A man drives his car holding a poster with pictures of the Cuban Five, celebrating their freedom, in Havana, Cuba, Dec. 17, 2014.

A man drives his car holding a poster with pictures of the Cuban Five, celebrating their freedom, in Havana, Cuba, Dec. 17, 2014.

A U.S. State Department official said a January meeting that had been previously scheduled with Cuban officials in Havana is being expanded and moved to a higher level of diplomacy.

Assistant Secretary of State Roberta Jacobson announced the change in a Thursday briefing as she shed more light on the process for restoring relations with Cuba.

Jacobson said she will travel to Havana for the talks, which she expects will take place in late January.

She said a meeting that was originally a periodic review of Cuba-U.S. migration will now include talks on restoring diplomatic relations.

“That process is relatively straightforward, frankly, from a legal perspective,” Jacobson added.

She said the first step in the process has already occurred - the U.S. and Cuba have agreed to begin the work of restoring ties.

“We can do that via an exchange of letters or of notes.

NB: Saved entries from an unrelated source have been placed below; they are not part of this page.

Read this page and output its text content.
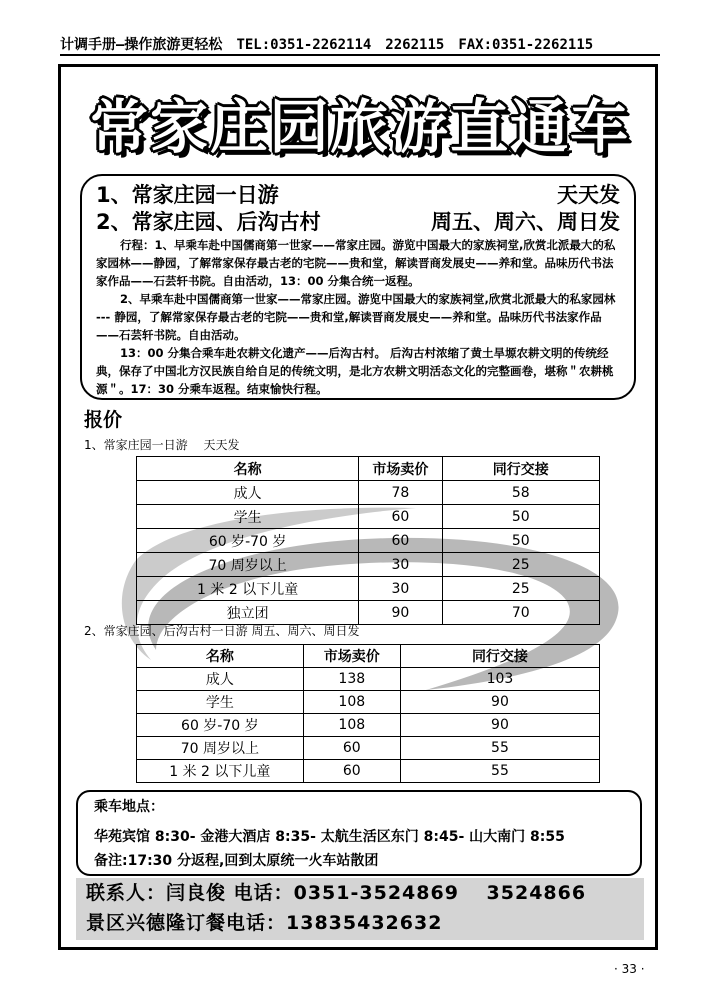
计调手册—操作旅游更轻松 TEL:0351-2262114 2262115 FAX:0351-2262115
常家庄园旅游直通车
1、常家庄园一日游	天天发
2、常家庄园、后沟古村	周五、周六、周日发

行程：1、早乘车赴中国儒商第一世家——常家庄园。游览中国最大的家族祠堂,欣赏北派最大的私家园林——静园，了解常家保存最古老的宅院——贵和堂，解读晋商发展史——养和堂。品味历代书法家作品——石芸轩书院。自由活动，13：00 分集合统一返程。

2、早乘车赴中国儒商第一世家——常家庄园。游览中国最大的家族祠堂,欣赏北派最大的私家园林 --- 静园，了解常家保存最古老的宅院——贵和堂,解读晋商发展史——养和堂。品味历代书法家作品——石芸轩书院。自由活动。

13：00 分集合乘车赴农耕文化遗产——后沟古村。 后沟古村浓缩了黄土旱塬农耕文明的传统经典，保存了中国北方汉民族自给自足的传统文明，是北方农耕文明活态文化的完整画卷，堪称＂农耕桃源＂。17：30 分乘车返程。结束愉快行程。

报价
1、常家庄园一日游　 天天发
名称	市场卖价	同行交接
成人	78	58
学生	60	50
60 岁-70 岁	60	50
70 周岁以上	30	25
1 米 2 以下儿童	30	25
独立团	90	70
2、常家庄园、后沟古村一日游 周五、周六、周日发
名称	市场卖价	同行交接
成人	138	103
学生	108	90
60 岁-70 岁	108	90
70 周岁以上	60	55
1 米 2 以下儿童	60	55
乘车地点：
华苑宾馆 8:30- 金港大酒店 8:35- 太航生活区东门 8:45- 山大南门 8:55
备注:17:30 分返程,回到太原统一火车站散团
联系人：闫良俊 电话：0351-3524869　 3524866
景区兴德隆订餐电话：13835432632
· 33 ·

It doesn’t require a formal sort of legal treaty or agreement,” Jacobson said.

She said U.S. diplomats in Cuba would transition from being under Swiss protection.

“It requires us also terminating the 53-year-old agreement that we have had with the Swiss government as our protecting power and the same for the Cubans,” she said.

Also, the U.S. will begin a review of Cuba’s designation as a state sponsor of terrorism.

“We have to review the record of Cuba...and ensure they have not been participants or supported acts of terrorism over the last six months," Jacobson said. "We have to look at whether they have renounced the use of terrorism.”

Jacobson also addressed the objections to restoring ties with Cuba that have been raised by some members of Congress, who have threatened to block funding for an embassy.

“The status of our diplomatic relationship in terms from going from not having diplomatic relations to having full diplomatic relations, we believe, is entirely constitutionally the president’s right and responsibility, “ she said.

Jacobson, however, added that the issue of funding belongs to Congress and what she described as the “power of the purse.”